Muchos lo cuestionan porque habla sobre problemáticas sociales, problemáticas políticas, temas polémicos sobre los que la Iglesia no se puede mantener ajena. ¿Cómo le explicaría esto a la gente que no lo entiende?

El evangelio de Jesús…el evangelio es el evangelio del amor y el amor se tiene que manifestar con obras. Y la tarea que el Señor nos da en la Tierra es la construcción del mundo, la construcción de la historia. Y la construcción de la historia, entendida desde el evangelio es una construcción de justicia, es una construcción en el respeto, en la dignidad de todos, una construcción para que todos seamos libres. O sea, los valores universales se traducen en vida.

Los que crean que se van a ganar el cielo nada más porque rezan, o porque a lo mejor se aprenden de memoria el evangelio, pero no lo aplican, pues ¡se van a llevar la sorpresa del mundo! Porque además está bien claro en el capítulo 25 de Mateo, cuando dice, que al final se nos va a preguntar sobre el amor: tuve hambre y me diste de comer; tuve sed y me diste de beber; estuve desnudo y me vestiste; era forastero o migrante y me hospedaste; estaba enfermo o en la cárcel y me fuiste a ver.  Pero esto no es a través de una caridad, hecha con beneficencia, con asistencialismo, ¡no señor! Ni siquiera la caridad a la carta, de que yo tengo mi viejito al que le doy una camisa cada 3 meses.

Tenemos que resolver la justicia, el amor, la presencia y la vida digna para todos desde unas estructuras nuevas, unas estructuras justas que no sigan produciendo hambrientos, que no sigan produciendo sedientos, que no sigan produciendo migración forzada, que no sigan produciendo muerte en lugar de vida. Entonces esto es algo de eso de lo que nos va a preguntar el señor Jesús (…) El cielo se conquista con buenas obras, no con buenos deseos.

Entonces, ¿Qué les diría? (a quienes lo critican): ¡Oiga! Organizar el mundo de una manera diferente, esta es la tarea de nosotros los cristianos. ¡No, si por eso dicen, que el infierno está tapizado de buenas intenciones!

Jesús en su tiempo también fue tachado de ser controversial e ir a contracorriente…

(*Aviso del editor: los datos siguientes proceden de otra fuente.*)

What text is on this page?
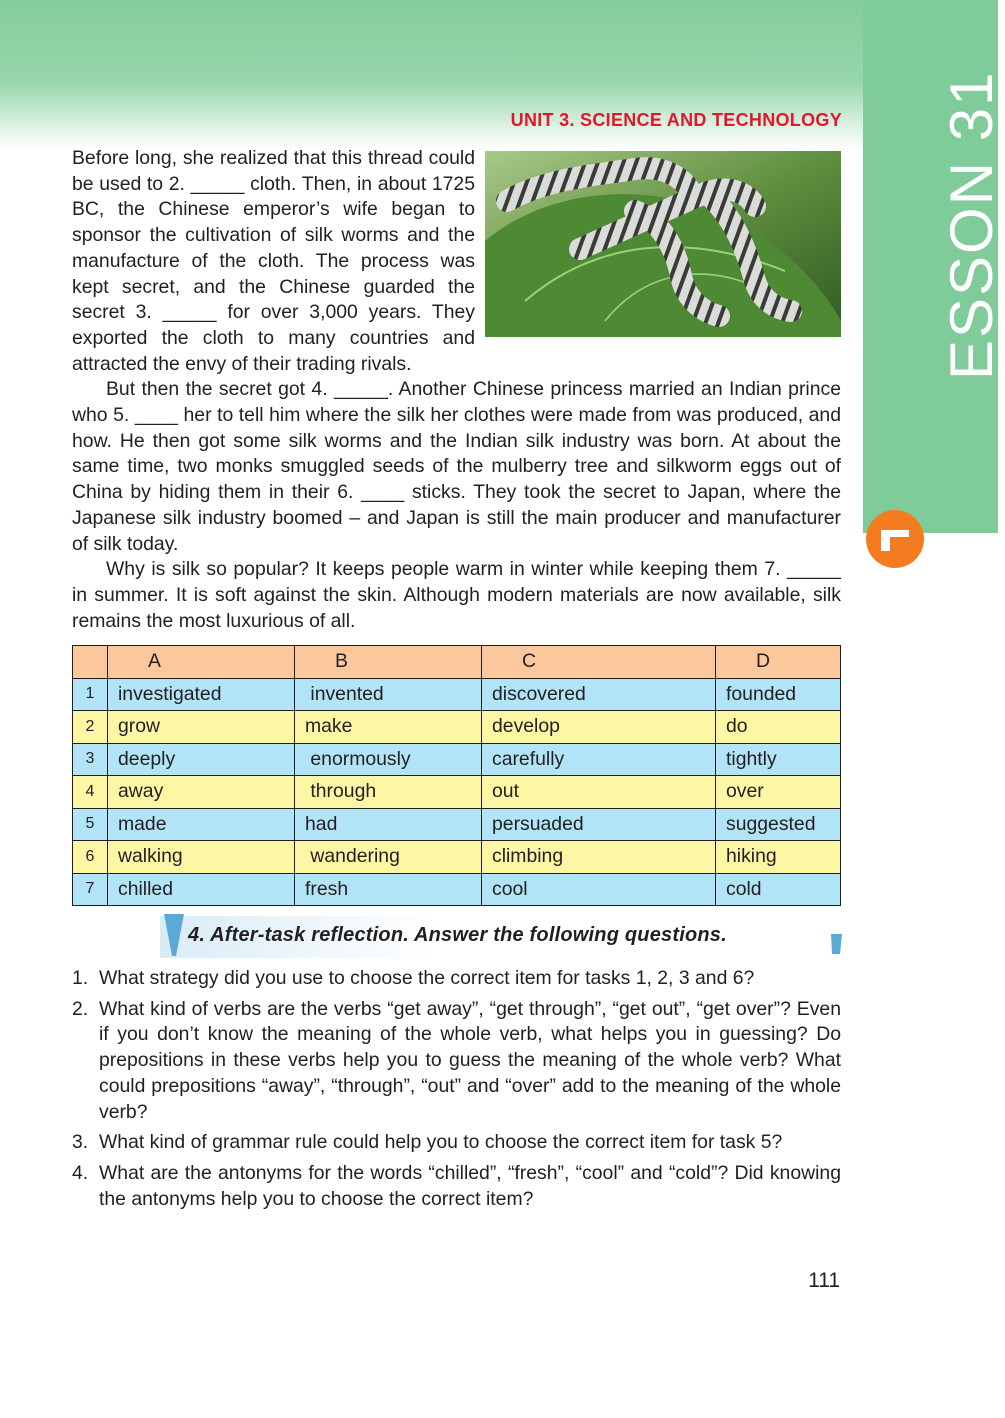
ESSON 31
UNIT 3. SCIENCE AND TECHNOLOGY

Before long, she realized that this thread could be used to 2. _____ cloth. Then, in about 1725 BC, the Chinese emperor’s wife began to sponsor the cultivation of silk worms and the manufacture of the cloth. The process was kept secret, and the Chinese guarded the secret 3. _____ for over 3,000 years. They exported the cloth to many countries and attracted the envy of their trading rivals.

But then the secret got 4. _____. Another Chinese princess married an Indian prince who 5. ____ her to tell him where the silk her clothes were made from was produced, and how. He then got some silk worms and the Indian silk industry was born. At about the same time, two monks smuggled seeds of the mulberry tree and silkworm eggs out of China by hiding them in their 6. ____ sticks. They took the secret to Japan, where the Japanese silk industry boomed – and Japan is still the main producer and manufacturer of silk today.

Why is silk so popular? It keeps people warm in winter while keeping them 7. _____ in summer. It is soft against the skin. Although modern materials are now available, silk remains the most luxurious of all.

	A	B	C	D
1	investigated	invented	discovered	founded
2	grow	make	develop	do
3	deeply	enormously	carefully	tightly
4	away	through	out	over
5	made	had	persuaded	suggested
6	walking	wandering	climbing	hiking
7	chilled	fresh	cool	cold
4. After-task reflection. Answer the following questions.
1. What strategy did you use to choose the correct item for tasks 1, 2, 3 and 6?
2. What kind of verbs are the verbs “get away”, “get through”, “get out”, “get over”? Even if you don’t know the meaning of the whole verb, what helps you in guessing? Do prepositions in these verbs help you to guess the meaning of the whole verb? What could prepositions “away”, “through”, “out” and “over” add to the meaning of the whole verb?
3. What kind of grammar rule could help you to choose the correct item for task 5?
4. What are the antonyms for the words “chilled”, “fresh”, “cool” and “cold”? Did knowing the antonyms help you to choose the correct item?
111
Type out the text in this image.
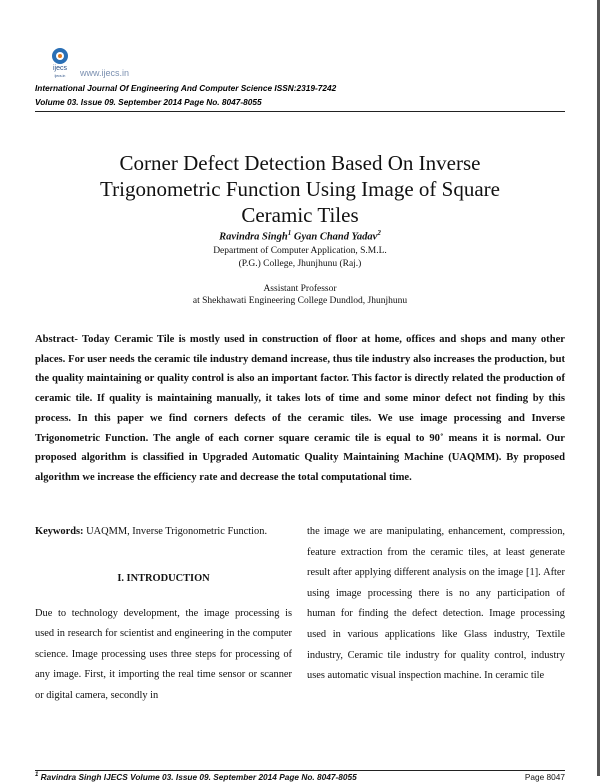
ijecs
ijecs.in www.ijecs.in
International Journal Of Engineering And Computer Science ISSN:2319-7242
Volume 03. Issue 09. September 2014 Page No. 8047-8055
Corner Defect Detection Based On Inverse
Trigonometric Function Using Image of Square
Ceramic Tiles
Ravindra Singh$^1$ Gyan Chand Yadav$^2$
Department of Computer Application, S.M.L.
(P.G.) College, Jhunjhunu (Raj.)
Assistant Professor
at Shekhawati Engineering College Dundlod, Jhunjhunu

Abstract- Today Ceramic Tile is mostly used in construction of floor at home, offices and shops and many other places. For user needs the ceramic tile industry demand increase, thus tile industry also increases the production, but the quality maintaining or quality control is also an important factor. This factor is directly related the production of ceramic tile. If quality is maintaining manually, it takes lots of time and some minor defect not finding by this process. In this paper we find corners defects of the ceramic tiles. We use image processing and Inverse Trigonometric Function. The angle of each corner square ceramic tile is equal to 90˚ means it is normal. Our proposed algorithm is classified in Upgraded Automatic Quality Maintaining Machine (UAQMM). By proposed algorithm we increase the efficiency rate and decrease the total computational time.

Keywords: UAQMM, Inverse Trigonometric Function.

Due to technology development, the image processing is used in research for scientist and engineering in the computer science. Image processing uses three steps for processing of any image. First, it importing the real time sensor or scanner or digital camera, secondly in

I. INTRODUCTION

the image we are manipulating, enhancement, compression, feature extraction from the ceramic tiles, at least generate result after applying different analysis on the image [1]. After using image processing there is no any participation of human for finding the defect detection. Image processing used in various applications like Glass industry, Textile industry, Ceramic tile industry for quality control, industry uses automatic visual inspection machine. In ceramic tile

$^1$ Ravindra Singh IJECS Volume 03. Issue 09. September 2014 Page No. 8047-8055	Page 8047
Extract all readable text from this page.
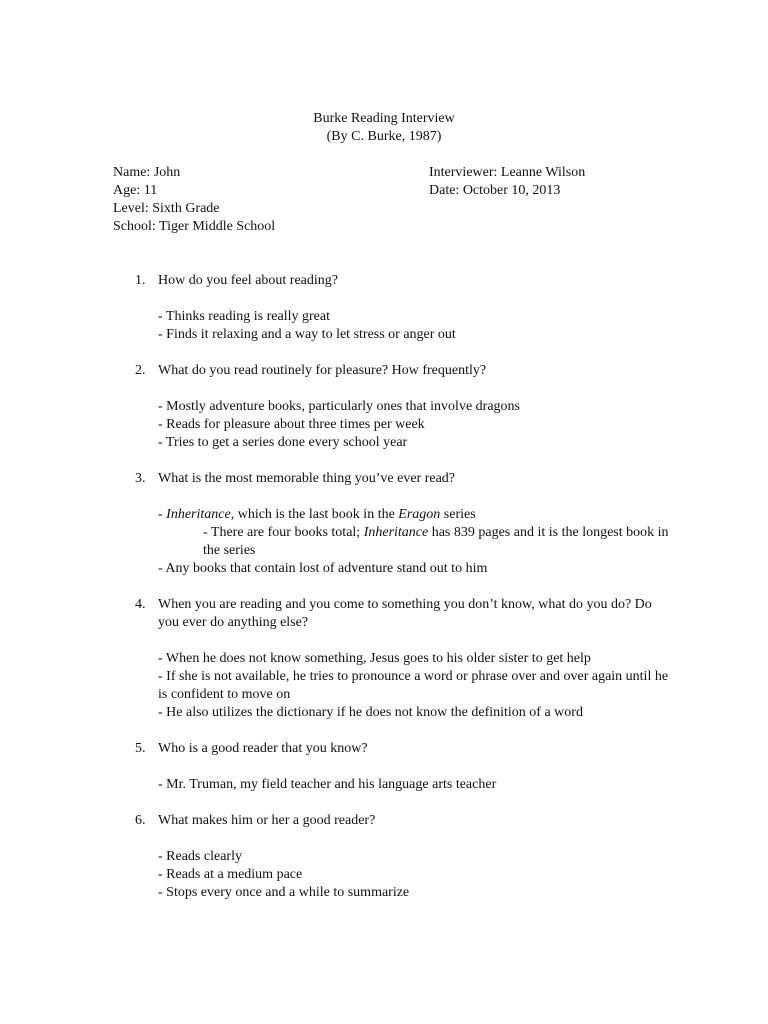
Burke Reading Interview
(By C. Burke, 1987)
Name: John
Age: 11
Level: Sixth Grade
School: Tiger Middle School
Interviewer: Leanne Wilson
Date: October 10, 2013
1. How do you feel about reading?

- Thinks reading is really great

- Finds it relaxing and a way to let stress or anger out

2. What do you read routinely for pleasure? How frequently?

- Mostly adventure books, particularly ones that involve dragons

- Reads for pleasure about three times per week

- Tries to get a series done every school year

3. What is the most memorable thing you’ve ever read?

- Inheritance, which is the last book in the Eragon series

- There are four books total; Inheritance has 839 pages and it is the longest book in the series

- Any books that contain lost of adventure stand out to him

4. When you are reading and you come to something you don’t know, what do you do? Do you ever do anything else?

- When he does not know something, Jesus goes to his older sister to get help

- If she is not available, he tries to pronounce a word or phrase over and over again until he is confident to move on

- He also utilizes the dictionary if he does not know the definition of a word

5. Who is a good reader that you know?

- Mr. Truman, my field teacher and his language arts teacher

6. What makes him or her a good reader?

- Reads clearly

- Reads at a medium pace

- Stops every once and a while to summarize
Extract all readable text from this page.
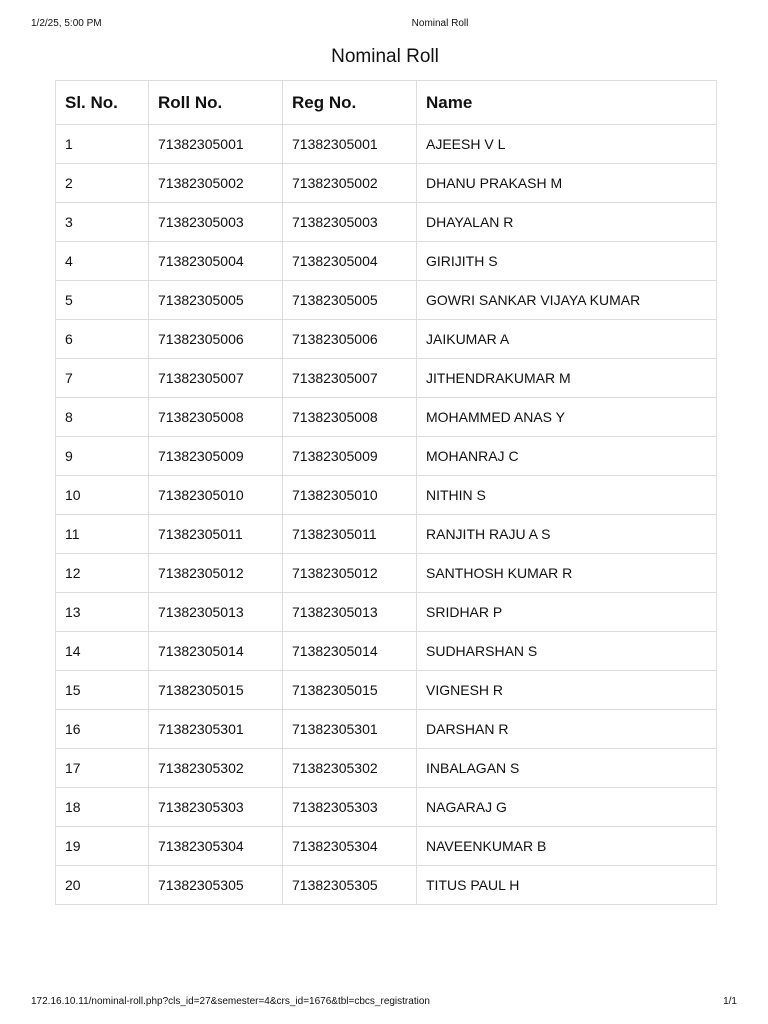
1/2/25, 5:00 PM	Nominal Roll
Nominal Roll
Sl. No.	Roll No.	Reg No.	Name
1	71382305001	71382305001	AJEESH V L
2	71382305002	71382305002	DHANU PRAKASH M
3	71382305003	71382305003	DHAYALAN R
4	71382305004	71382305004	GIRIJITH S
5	71382305005	71382305005	GOWRI SANKAR VIJAYA KUMAR
6	71382305006	71382305006	JAIKUMAR A
7	71382305007	71382305007	JITHENDRAKUMAR M
8	71382305008	71382305008	MOHAMMED ANAS Y
9	71382305009	71382305009	MOHANRAJ C
10	71382305010	71382305010	NITHIN S
11	71382305011	71382305011	RANJITH RAJU A S
12	71382305012	71382305012	SANTHOSH KUMAR R
13	71382305013	71382305013	SRIDHAR P
14	71382305014	71382305014	SUDHARSHAN S
15	71382305015	71382305015	VIGNESH R
16	71382305301	71382305301	DARSHAN R
17	71382305302	71382305302	INBALAGAN S
18	71382305303	71382305303	NAGARAJ G
19	71382305304	71382305304	NAVEENKUMAR B
20	71382305305	71382305305	TITUS PAUL H
172.16.10.11/nominal-roll.php?cls_id=27&semester=4&crs_id=1676&tbl=cbcs_registration	1/1
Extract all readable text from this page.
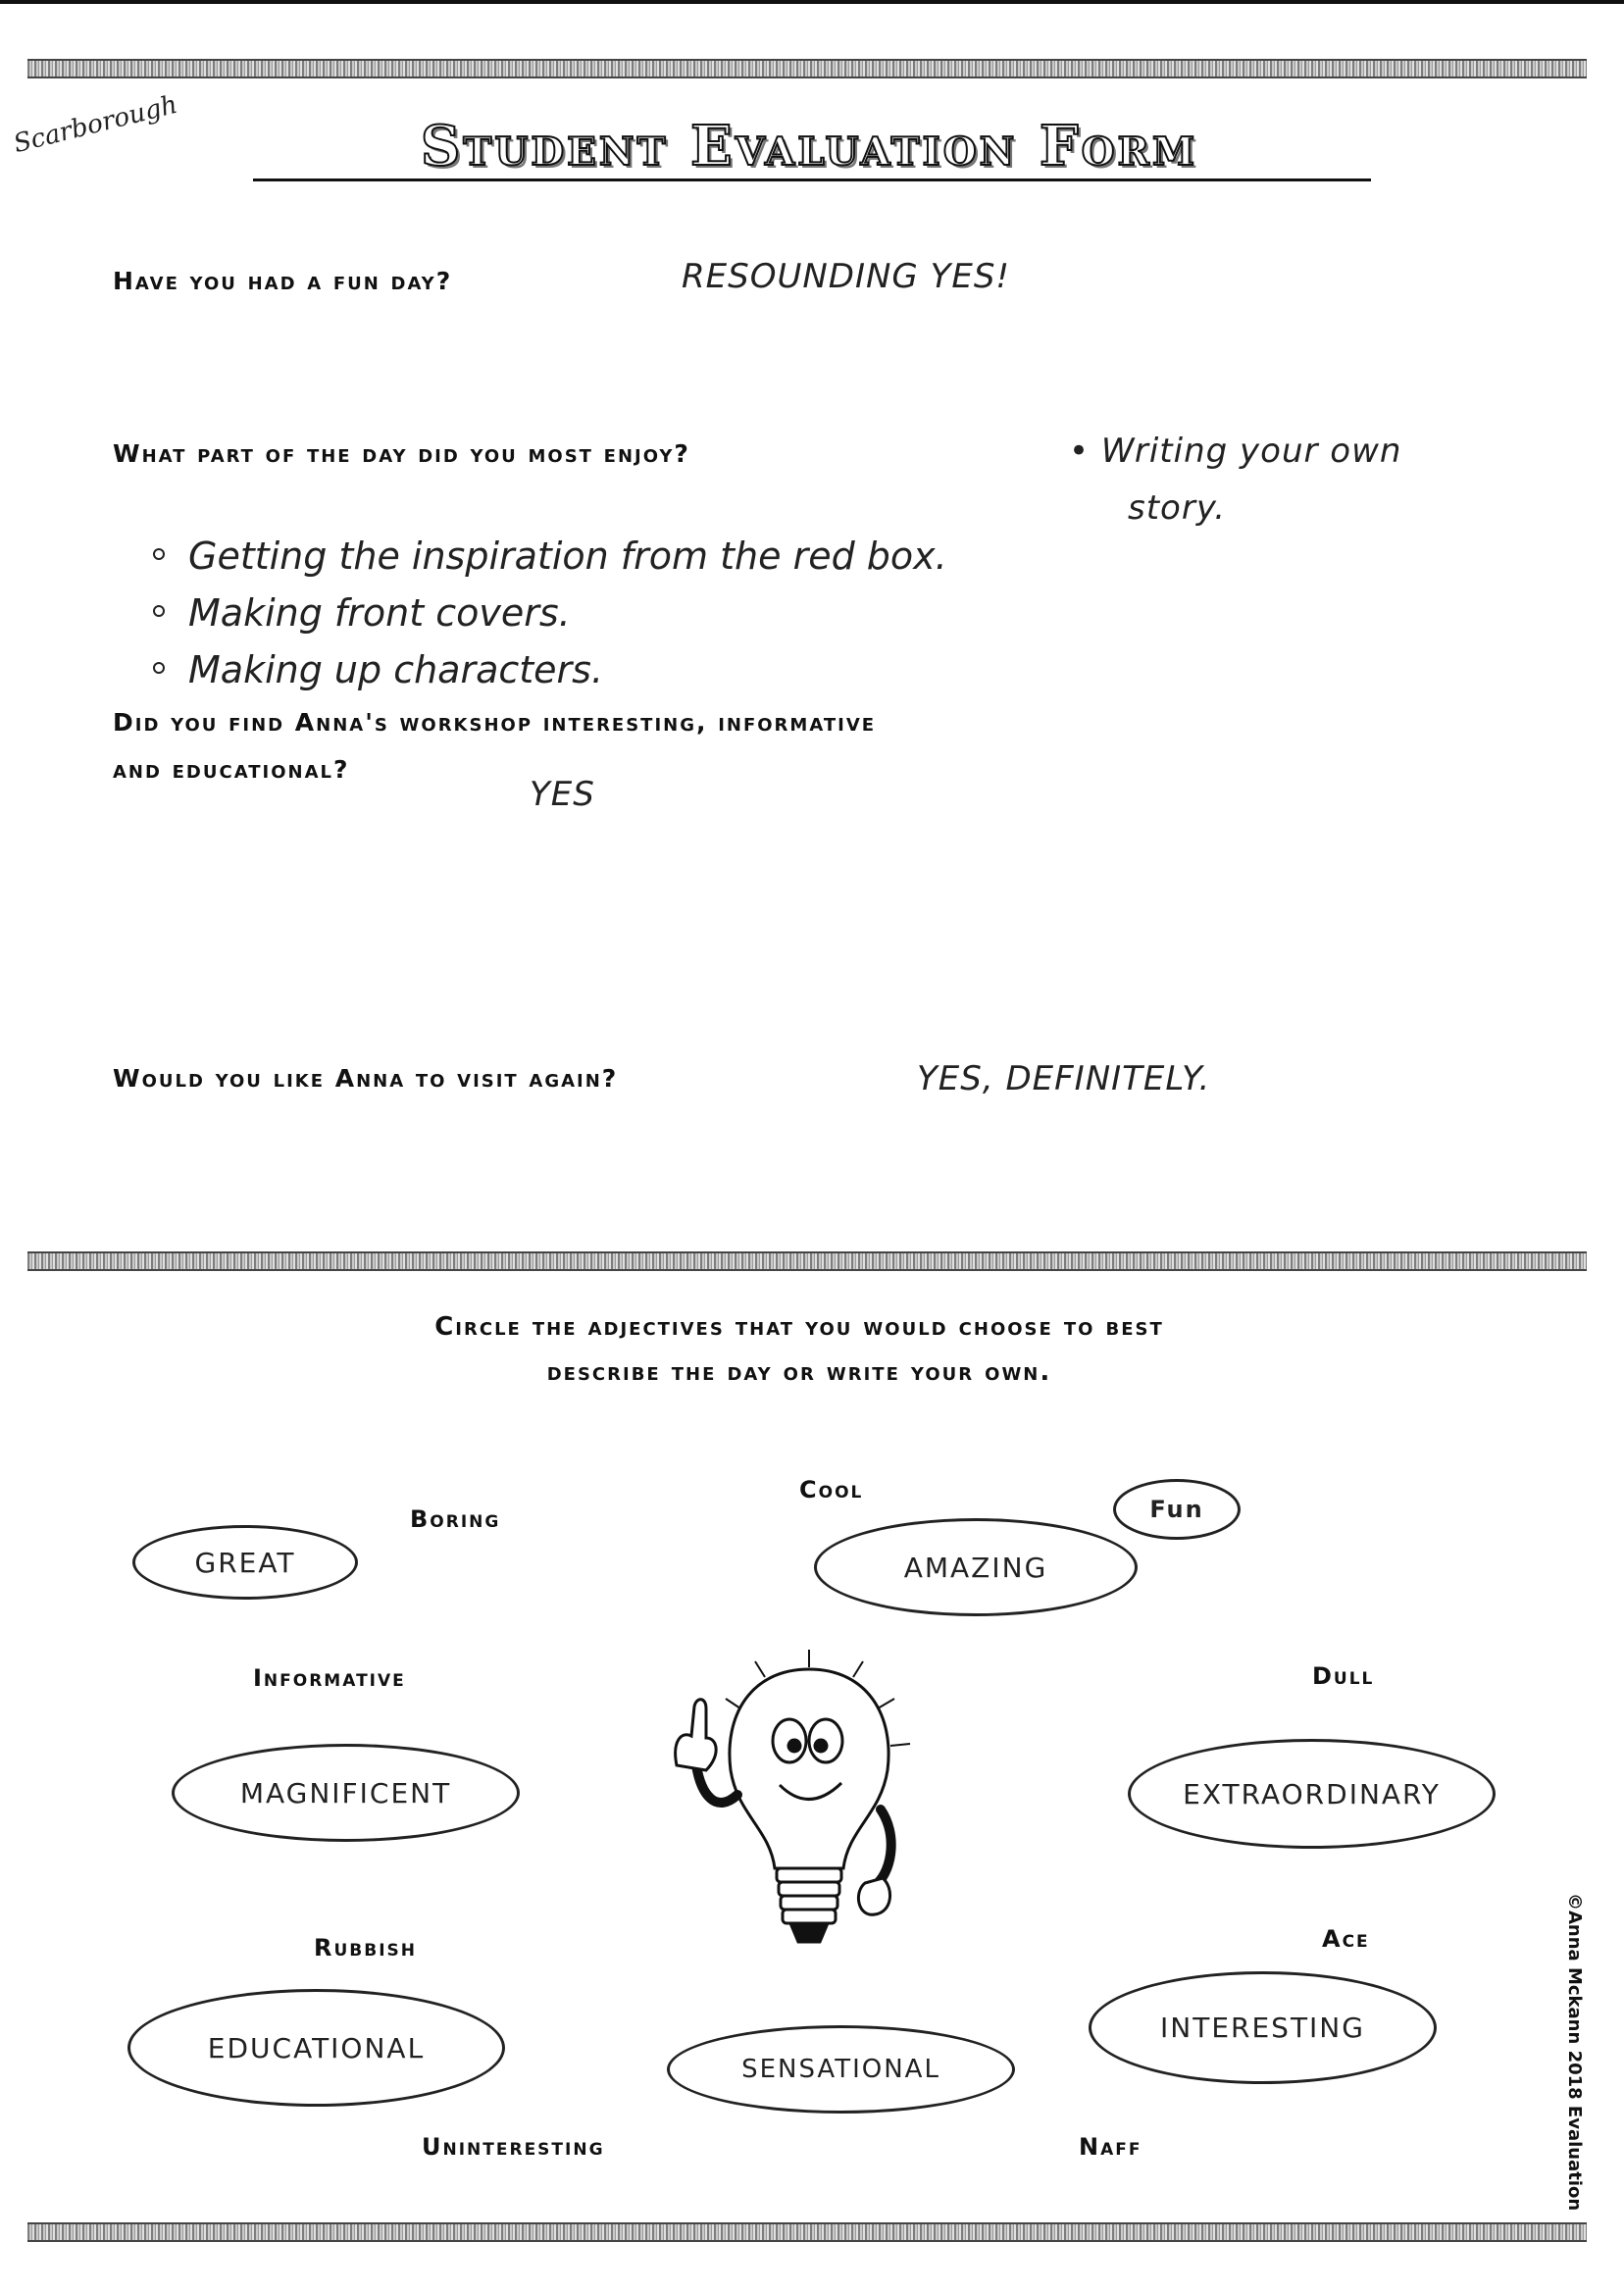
Scarborough	Student Evaluation Form
Have you had a fun day?	RESOUNDING YES!
What part of the day did you most enjoy?	• Writing your own
story.
Getting the inspiration from the red box.
Making front covers.
Making up characters.
Did you find Anna's workshop interesting, informative
and educational?
YES
Would you like Anna to visit again?	YES, DEFINITELY.
Circle the adjectives that you would choose to best
describe the day or write your own.
Boring
Cool
Informative	Dull
Rubbish	Ace
Uninteresting	Naff
Fun
GREAT	AMAZING
MAGNIFICENT	EXTRAORDINARY
EDUCATIONAL
SENSATIONAL
INTERESTING	©Anna Mckann 2018 Evaluation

¡Por supuesto! Claro que sí. ¿Por qué? A Jesús le indignaba la manera en que eran tratadas las personas, le indignaba el desprecio, de cómo se trataba a la mujer, le indignaba que se marginara a la gente, que se le excluyera. Se indignaba, ¡por supuesto!.

Entonces, ¡ay no se meta en política! ¡Óigame! La política en primer lugar es una actividad noble; segundo, es una ciencia; tercero es una manera de vivir, y una manera de pensar, de coordinarnos para lograr el bien común.